La historia económica reciente también cuenta con abundantes éxitos de la gestión privada del agua. El caso más claro posiblemente sea el del Reino Unido, cuya privatización en 1989 dio lugar a un aumento exponencial en la inversión (17.000 millones de libras en los primeros 6 años, con respecto a los 9.300 millones del periodo anterior) y a un mejor suministro con agua más saludable, menos interrupciones en el servicio e infraestructuras más modernas, a cambio de un aumento inicial en las tarifas.

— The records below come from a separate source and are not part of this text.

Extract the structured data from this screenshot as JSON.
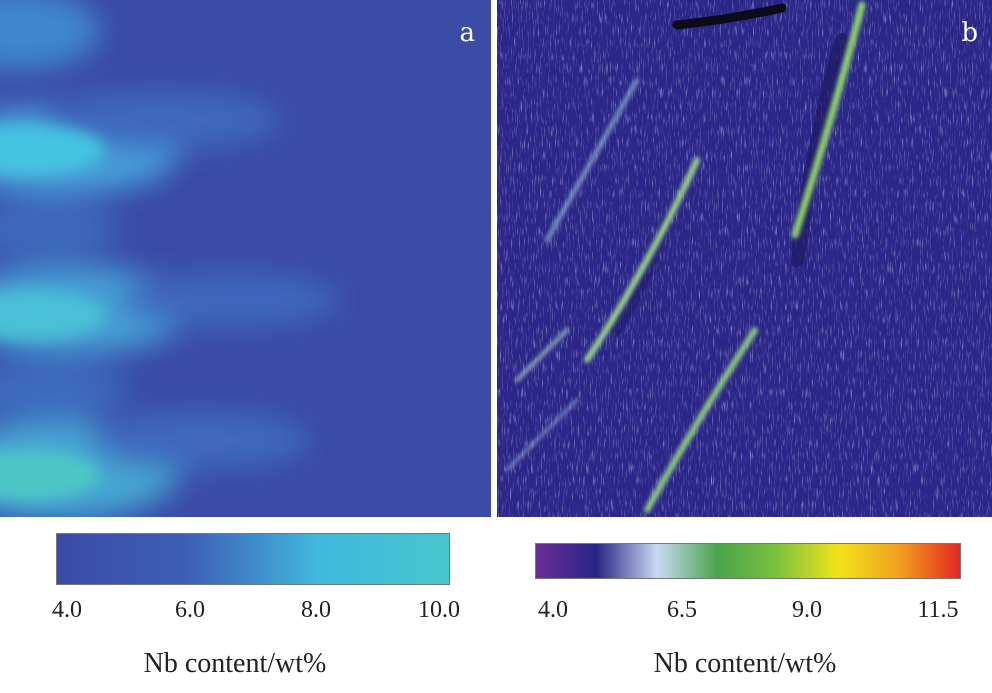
{
  "panel_a": {
    "letter": "a",
    "colorbar": {
      "colors": [
        "#3b4ba6",
        "#3d5fb6",
        "#41b8de",
        "#47c6cc"
      ],
      "ticks": [
        "4.0",
        "6.0",
        "8.0",
        "10.0"
      ],
      "label": "Nb content/wt%"
    }
  },
  "panel_b": {
    "letter": "b",
    "colorbar": {
      "colors": [
        "#6a2d96",
        "#2a2585",
        "#c9d9f2",
        "#4aa34a",
        "#7cc33d",
        "#f2e21a",
        "#f0a020",
        "#e2281f"
      ],
      "ticks": [
        "4.0",
        "6.5",
        "9.0",
        "11.5"
      ],
      "label": "Nb content/wt%"
    }
  }
}
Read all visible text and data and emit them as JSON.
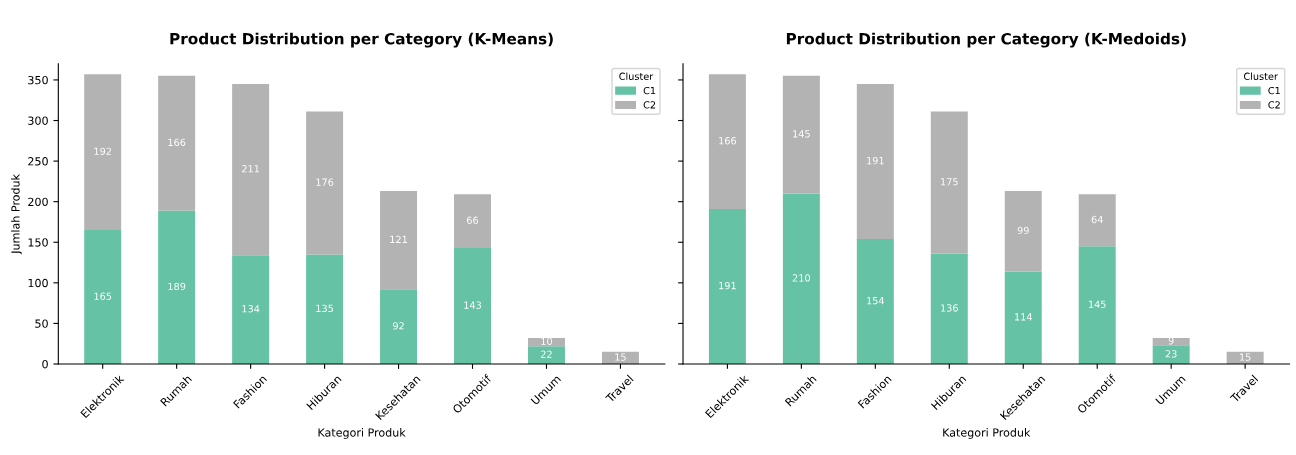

También podemos encontrar otras historias de éxito en la ciudad de Manila (Filipinas) e incluso en La Habana (Cuba), donde la privatización del suministro de agua permitió no solamente universalizar su acceso, sino también mejorar su calidad.
¿A favor o en contra de privatizar el agua?
La gran variedad de experiencias al respecto hace difícil sacar conclusiones directas, pero es importante conocer los resultados obtenidos por cada modalidad de gestión para evitar caer en las consignas fáciles que tanto suelen abundar en los discursos de los políticos al respecto.
De esta manera, podremos abordar de forma mucho más racional un debate que lleva presente en nuestra sociedad desde hace décadas, y que además de las cuestiones morales y filosóficas debería tenerse en cuenta el aspecto económico. Es decir, encontrar la fórmula que nos permita gestionar un recurso escaso y esencial para nuestras vidas de la manera más eficiente y equitativa posible.